„Der Reisende“ - Uraufführung zum Gedenktag am 9. November

In den Sprechrollen: Ulrich Noethen und Barbara Minichmayr 

Der Roman „Der Reisende“ von Ulrich Boschwitz aus dem Jahr 1938 diente Jan Müller-Wieland als Vorlage für ein bewegendes Werk für Sprecher, Solisten, Chor und Orchester. Am 9. November 2025 erlebt es zum Gedenken an die Reichspogromnacht im Kulturpalast seine Uraufführung.

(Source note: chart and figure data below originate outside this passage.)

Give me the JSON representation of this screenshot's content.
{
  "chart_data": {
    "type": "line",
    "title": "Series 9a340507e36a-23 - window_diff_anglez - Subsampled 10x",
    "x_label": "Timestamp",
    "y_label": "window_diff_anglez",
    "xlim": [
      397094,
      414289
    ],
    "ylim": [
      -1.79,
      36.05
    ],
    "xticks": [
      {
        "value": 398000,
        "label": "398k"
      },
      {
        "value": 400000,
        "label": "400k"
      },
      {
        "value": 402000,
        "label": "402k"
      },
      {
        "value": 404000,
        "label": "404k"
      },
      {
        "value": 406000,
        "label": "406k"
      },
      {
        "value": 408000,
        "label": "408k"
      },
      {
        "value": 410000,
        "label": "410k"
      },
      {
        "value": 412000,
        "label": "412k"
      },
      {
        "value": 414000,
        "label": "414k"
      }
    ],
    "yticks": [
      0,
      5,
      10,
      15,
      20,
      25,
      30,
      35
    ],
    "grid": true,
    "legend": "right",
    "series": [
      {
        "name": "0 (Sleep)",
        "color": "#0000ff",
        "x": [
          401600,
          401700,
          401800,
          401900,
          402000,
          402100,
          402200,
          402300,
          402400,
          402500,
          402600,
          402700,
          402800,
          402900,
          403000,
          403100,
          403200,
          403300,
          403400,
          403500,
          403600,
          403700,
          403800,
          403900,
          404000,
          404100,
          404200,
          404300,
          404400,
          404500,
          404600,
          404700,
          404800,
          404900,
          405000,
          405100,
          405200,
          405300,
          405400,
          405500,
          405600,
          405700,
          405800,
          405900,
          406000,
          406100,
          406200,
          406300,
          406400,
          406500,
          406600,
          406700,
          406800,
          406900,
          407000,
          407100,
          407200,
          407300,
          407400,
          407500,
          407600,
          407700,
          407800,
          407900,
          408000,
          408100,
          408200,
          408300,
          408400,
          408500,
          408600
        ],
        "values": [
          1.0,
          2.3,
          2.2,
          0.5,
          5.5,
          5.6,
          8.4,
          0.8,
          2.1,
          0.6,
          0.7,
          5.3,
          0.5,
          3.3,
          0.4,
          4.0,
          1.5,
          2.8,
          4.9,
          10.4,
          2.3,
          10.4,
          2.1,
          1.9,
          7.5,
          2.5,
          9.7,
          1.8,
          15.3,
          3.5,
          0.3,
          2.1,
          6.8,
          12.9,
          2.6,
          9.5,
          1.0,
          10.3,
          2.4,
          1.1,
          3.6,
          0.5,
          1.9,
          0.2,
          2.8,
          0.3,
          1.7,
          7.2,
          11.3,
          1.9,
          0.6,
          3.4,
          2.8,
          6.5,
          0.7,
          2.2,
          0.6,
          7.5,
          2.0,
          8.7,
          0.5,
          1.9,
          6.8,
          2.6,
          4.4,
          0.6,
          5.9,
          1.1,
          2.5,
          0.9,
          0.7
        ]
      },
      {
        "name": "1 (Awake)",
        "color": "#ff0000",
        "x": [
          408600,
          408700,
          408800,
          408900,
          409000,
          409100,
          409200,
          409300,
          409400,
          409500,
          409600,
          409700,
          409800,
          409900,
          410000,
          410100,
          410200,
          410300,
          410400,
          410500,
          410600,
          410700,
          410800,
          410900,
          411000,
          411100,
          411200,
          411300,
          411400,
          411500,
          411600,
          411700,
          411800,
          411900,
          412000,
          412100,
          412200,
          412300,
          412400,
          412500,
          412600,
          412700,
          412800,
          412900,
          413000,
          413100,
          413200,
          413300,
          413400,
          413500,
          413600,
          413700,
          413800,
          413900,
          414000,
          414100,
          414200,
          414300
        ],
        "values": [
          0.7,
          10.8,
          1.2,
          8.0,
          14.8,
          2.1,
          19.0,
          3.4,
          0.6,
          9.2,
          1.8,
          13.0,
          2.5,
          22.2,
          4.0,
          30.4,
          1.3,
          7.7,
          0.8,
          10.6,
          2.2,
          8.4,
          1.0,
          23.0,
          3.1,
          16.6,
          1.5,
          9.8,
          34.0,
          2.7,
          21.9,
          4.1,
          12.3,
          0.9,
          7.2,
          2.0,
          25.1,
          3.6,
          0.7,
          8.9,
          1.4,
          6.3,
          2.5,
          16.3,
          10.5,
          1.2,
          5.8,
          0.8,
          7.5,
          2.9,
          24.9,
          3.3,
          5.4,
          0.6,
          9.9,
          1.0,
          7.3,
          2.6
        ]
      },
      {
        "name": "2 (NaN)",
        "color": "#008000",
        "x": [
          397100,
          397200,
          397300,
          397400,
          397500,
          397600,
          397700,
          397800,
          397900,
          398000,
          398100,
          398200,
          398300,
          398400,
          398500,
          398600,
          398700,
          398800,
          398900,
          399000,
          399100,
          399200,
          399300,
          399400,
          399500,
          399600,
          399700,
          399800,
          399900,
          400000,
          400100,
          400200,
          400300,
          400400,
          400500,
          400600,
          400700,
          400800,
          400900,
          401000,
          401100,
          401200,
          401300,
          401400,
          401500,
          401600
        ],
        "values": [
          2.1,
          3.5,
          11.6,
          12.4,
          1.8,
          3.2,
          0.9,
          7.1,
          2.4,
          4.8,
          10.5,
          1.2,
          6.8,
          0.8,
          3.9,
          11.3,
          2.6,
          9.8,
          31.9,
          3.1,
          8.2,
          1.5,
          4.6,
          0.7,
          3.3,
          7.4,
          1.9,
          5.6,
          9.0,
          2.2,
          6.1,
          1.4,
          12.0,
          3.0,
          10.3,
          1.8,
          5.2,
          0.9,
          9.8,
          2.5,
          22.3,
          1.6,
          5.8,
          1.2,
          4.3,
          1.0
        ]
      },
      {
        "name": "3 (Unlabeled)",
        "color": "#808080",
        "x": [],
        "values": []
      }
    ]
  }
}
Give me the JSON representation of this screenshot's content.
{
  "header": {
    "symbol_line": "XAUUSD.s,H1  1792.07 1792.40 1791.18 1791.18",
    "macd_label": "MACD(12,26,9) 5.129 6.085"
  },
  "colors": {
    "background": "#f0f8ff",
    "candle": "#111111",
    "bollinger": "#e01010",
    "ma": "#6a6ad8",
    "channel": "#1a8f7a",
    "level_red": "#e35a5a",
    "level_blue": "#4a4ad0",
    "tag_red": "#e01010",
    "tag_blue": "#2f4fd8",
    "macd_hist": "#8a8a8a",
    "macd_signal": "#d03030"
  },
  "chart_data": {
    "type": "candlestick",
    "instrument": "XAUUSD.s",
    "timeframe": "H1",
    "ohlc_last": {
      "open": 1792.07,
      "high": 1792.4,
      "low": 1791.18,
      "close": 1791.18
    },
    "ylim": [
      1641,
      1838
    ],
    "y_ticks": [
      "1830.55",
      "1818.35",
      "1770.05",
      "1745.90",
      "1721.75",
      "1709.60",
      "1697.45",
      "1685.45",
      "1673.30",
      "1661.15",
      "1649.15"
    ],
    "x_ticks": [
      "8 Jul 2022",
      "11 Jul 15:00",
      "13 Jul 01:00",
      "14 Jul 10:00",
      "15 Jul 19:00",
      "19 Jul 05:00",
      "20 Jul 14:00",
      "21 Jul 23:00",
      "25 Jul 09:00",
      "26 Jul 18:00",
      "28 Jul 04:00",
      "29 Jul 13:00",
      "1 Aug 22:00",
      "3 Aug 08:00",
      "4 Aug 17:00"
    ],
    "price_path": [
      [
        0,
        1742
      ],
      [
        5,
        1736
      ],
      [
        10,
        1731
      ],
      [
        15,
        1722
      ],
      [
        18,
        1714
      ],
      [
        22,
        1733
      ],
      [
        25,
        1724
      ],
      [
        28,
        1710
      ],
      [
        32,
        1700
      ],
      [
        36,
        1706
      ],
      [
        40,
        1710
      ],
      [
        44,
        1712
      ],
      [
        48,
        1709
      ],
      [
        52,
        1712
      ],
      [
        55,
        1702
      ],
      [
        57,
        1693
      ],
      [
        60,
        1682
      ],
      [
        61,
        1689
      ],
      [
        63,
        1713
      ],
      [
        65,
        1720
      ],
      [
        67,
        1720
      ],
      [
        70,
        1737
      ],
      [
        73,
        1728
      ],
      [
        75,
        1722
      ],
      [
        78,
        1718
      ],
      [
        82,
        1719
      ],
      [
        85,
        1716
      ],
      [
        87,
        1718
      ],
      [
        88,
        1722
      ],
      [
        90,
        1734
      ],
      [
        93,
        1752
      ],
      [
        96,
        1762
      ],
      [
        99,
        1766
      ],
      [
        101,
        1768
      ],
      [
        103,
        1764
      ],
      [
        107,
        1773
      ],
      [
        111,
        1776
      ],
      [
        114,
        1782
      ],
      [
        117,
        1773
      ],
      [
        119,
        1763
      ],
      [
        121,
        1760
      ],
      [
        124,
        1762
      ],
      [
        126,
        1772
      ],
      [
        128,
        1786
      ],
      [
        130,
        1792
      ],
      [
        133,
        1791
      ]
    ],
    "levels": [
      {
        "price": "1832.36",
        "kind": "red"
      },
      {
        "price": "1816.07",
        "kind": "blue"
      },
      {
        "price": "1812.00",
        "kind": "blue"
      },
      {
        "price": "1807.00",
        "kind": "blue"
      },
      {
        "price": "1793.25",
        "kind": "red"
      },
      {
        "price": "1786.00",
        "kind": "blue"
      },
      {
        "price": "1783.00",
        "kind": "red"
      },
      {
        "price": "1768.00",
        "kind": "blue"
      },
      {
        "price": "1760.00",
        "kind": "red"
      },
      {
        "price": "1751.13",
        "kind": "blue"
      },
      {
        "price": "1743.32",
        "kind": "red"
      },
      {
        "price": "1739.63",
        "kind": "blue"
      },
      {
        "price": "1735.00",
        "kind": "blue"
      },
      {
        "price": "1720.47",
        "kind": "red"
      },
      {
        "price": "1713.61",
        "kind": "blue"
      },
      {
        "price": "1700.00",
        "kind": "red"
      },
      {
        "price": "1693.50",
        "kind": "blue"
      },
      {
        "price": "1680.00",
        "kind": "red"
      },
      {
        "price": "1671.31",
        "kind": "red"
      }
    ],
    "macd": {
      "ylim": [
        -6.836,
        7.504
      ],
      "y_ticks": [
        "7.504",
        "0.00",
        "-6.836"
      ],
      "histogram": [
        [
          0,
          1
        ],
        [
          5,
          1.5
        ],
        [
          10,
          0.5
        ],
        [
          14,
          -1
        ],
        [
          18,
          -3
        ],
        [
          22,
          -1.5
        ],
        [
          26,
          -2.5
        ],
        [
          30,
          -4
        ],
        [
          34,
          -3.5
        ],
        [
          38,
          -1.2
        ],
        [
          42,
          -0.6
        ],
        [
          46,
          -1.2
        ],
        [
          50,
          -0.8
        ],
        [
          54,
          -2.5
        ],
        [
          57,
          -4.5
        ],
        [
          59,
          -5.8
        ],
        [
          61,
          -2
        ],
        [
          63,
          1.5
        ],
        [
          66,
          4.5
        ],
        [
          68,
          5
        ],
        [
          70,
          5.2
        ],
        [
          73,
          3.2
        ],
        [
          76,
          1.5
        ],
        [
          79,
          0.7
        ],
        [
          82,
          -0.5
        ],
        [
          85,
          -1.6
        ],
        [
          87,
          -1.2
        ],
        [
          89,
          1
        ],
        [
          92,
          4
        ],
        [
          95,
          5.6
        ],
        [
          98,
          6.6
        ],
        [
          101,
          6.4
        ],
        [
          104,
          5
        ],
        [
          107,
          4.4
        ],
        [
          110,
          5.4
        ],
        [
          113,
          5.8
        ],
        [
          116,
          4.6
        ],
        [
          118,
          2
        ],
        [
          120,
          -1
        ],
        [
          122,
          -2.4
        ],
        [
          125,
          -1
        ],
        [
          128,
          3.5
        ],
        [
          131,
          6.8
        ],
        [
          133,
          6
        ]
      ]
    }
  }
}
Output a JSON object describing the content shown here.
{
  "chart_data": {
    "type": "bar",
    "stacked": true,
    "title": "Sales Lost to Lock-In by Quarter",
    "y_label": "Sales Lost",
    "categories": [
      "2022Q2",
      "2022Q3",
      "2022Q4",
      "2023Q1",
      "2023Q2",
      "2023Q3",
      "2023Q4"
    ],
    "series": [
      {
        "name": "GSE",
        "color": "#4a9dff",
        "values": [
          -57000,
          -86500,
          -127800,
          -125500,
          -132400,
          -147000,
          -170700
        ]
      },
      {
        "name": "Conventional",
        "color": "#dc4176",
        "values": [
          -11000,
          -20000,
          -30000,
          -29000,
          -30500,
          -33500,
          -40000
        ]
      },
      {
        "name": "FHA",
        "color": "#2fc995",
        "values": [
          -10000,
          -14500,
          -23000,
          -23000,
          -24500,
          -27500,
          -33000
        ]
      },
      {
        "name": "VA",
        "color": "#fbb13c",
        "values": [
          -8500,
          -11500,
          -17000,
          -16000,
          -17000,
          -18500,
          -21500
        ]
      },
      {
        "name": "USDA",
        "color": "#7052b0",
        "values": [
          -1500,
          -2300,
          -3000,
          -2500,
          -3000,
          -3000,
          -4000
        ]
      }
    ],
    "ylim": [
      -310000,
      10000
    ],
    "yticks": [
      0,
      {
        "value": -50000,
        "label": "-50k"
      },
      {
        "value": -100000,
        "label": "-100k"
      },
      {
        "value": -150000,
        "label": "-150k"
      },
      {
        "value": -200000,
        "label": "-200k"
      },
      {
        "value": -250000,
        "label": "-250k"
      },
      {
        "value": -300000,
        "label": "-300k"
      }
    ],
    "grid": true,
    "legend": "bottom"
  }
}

Der Roman „Der Reisende“ des jüdischen Autors Ulrich Alexander Boschwitz entstand 1938 unter dem unmittelbaren Eindruck der am eigenen Leibe erlebten Ausgrenzung. Die Wiederentdeckung dieses hochdramatischen Textes wurde 2018 als literarische Sensation gefeiert. Er gilt als eines der bedeutendsten literarischen Zeugnisse der NS-Zeit und als wichtige Darstellung der Thematik von Ausgrenzung, Mobbing und Vertrauensbruch im Allgemeinen.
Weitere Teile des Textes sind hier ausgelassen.